The neighbourhood was first inhabited by John Davis who emigrated to the area from Staffordshire, England in 1840. He helped found the public school and was the area's first postmaster. In addition, he also operated the Davis Pottery which was originally located on Davisville Avenue and was the area's largest employer. The Pottery and the once ever-present wood and paper mills no longer exist but at the North-East corner of Yonge and Davisville, the building that once housed the Davisville Post Office still stands today.
Homes in Mount Pleasant East and Mount Plesant West are built primarily in the 1920s and 1930s, the houses west of Mount Pleasant are mostly large two and three-storey examples of the Edwardian and English Cottage style with a portion of duplexes and walk-up apartment buildings here and there. East of Mount Pleasant Road, one finds smaller detached houses, semi-detached and bungalows. This side of Mount Pleasant also contains some historical homes from the 1800s along with some newer custom-built designs. Most of these homes have been re-done but it is not uncommon to find the original hardwood floors and baseboards. The Edwardian style homes are particularly popular for signature porches that are perfect for watching the comings and goings of the street in the summer months.

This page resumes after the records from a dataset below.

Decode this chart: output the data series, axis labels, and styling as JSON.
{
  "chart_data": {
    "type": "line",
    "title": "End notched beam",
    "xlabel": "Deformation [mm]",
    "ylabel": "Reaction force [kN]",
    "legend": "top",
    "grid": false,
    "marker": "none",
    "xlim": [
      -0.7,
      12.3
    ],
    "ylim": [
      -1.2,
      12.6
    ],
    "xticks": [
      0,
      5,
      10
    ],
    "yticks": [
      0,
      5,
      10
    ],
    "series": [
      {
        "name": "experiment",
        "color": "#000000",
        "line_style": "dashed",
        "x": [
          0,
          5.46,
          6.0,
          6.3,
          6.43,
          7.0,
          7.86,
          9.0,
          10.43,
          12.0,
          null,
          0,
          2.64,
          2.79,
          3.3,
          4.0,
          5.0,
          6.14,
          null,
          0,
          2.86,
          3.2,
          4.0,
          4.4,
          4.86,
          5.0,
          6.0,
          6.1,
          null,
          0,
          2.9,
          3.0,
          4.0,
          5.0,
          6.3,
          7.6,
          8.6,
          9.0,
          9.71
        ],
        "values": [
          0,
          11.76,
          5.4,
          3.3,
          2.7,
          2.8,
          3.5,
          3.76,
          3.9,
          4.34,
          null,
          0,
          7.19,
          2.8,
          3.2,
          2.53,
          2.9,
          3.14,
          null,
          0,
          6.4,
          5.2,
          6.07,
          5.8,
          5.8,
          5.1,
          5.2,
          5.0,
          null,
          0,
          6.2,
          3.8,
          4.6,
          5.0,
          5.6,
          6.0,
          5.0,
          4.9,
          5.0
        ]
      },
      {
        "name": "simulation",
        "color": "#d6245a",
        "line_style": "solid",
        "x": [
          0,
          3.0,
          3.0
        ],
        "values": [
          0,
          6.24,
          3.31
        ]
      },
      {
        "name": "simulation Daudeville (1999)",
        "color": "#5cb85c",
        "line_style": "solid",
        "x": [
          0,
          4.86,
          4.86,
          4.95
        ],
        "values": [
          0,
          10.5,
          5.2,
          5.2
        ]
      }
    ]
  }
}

Formerly Davisville Park, June Rowlands Park has a playground and wading pool perfect for young families. There's room for the dog to run around and the six tennis courts are home to the Davisville Tennis Club. Leagues of both children and adult teams enjoy the use of the baseball diamond. A noteworthy school in the area is Maurice Cody that has a tradition of holding a Spring Fair every May. Many day-cares can be found around the area of Mount Pleasant and Eglinton. The area is central to three popular high schools in the city: North Toronto, Northern Secondary and Leaside and there are numerous public schools, including Hodgson and Eglinton Junior.

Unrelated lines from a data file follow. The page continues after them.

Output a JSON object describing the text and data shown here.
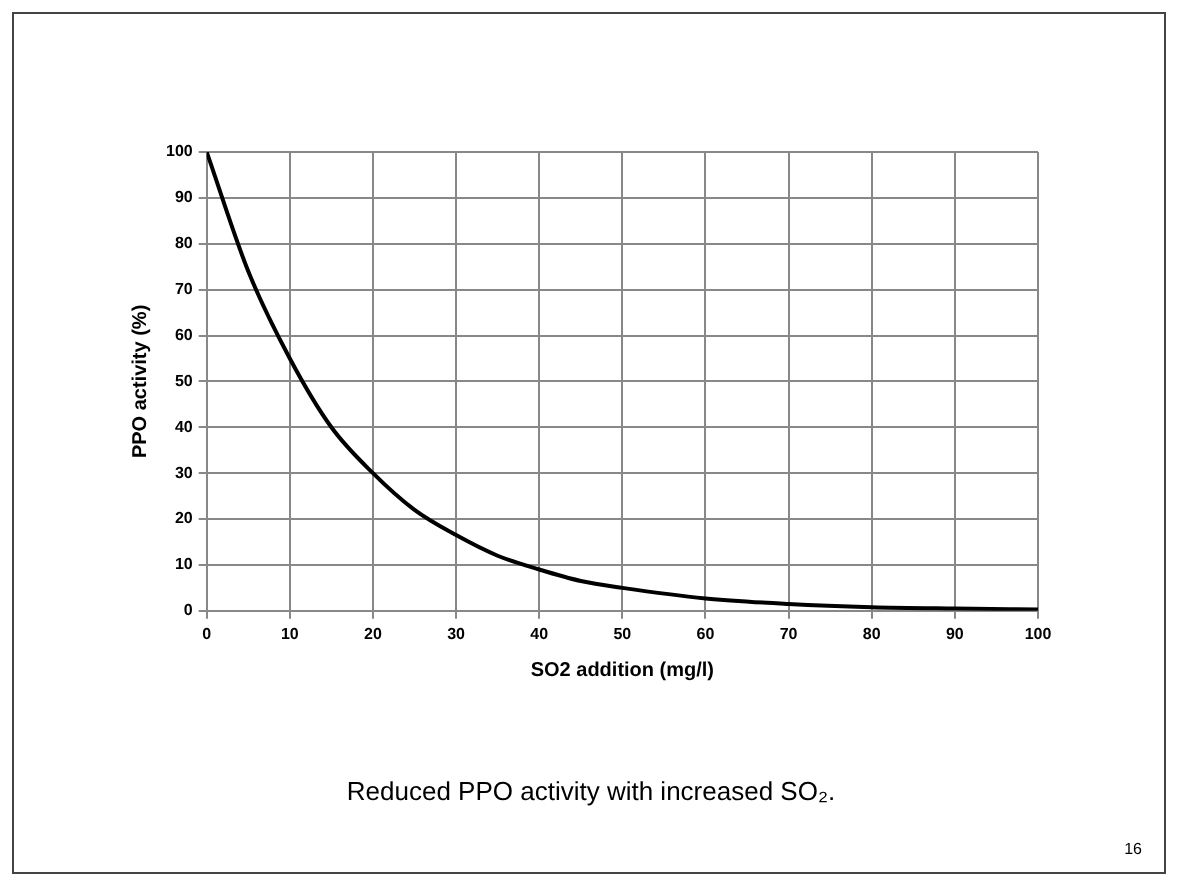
{
  "chart_data": {
    "type": "line",
    "xlabel": "SO2 addition (mg/l)",
    "ylabel": "PPO activity (%)",
    "x": [
      0,
      5,
      10,
      15,
      20,
      25,
      30,
      35,
      40,
      45,
      50,
      60,
      70,
      80,
      90,
      100
    ],
    "series": [
      {
        "color": "#000000",
        "values": [
          100,
          74,
          55,
          40,
          30,
          22,
          16.5,
          12,
          9,
          6.5,
          5,
          2.7,
          1.5,
          0.8,
          0.5,
          0.3
        ]
      }
    ],
    "xlim": [
      0,
      100
    ],
    "xticks": [
      0,
      10,
      20,
      30,
      40,
      50,
      60,
      70,
      80,
      90,
      100
    ],
    "ylim": [
      0,
      100
    ],
    "yticks": [
      0,
      10,
      20,
      30,
      40,
      50,
      60,
      70,
      80,
      90,
      100
    ],
    "grid": true,
    "legend": false,
    "marker": "none",
    "line_style": "solid",
    "annotations": [
      "Reduced PPO activity with increased SO₂.",
      "16"
    ]
  }
}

As mentioned above, Mount Pleasant is a main artery in the area as well as a great strip for shopping. Among the usual examples of coffee shops and convenience stores, clothing and accessory stores; it also has large concentration of stores that specialise in antiques and collectibles. There's also the mighty Yonge Street with it's mix of both necessities like supermarkets and electronics stores to interesting and quirky gift shops and fine elegant dining from sushi to rustic Italian.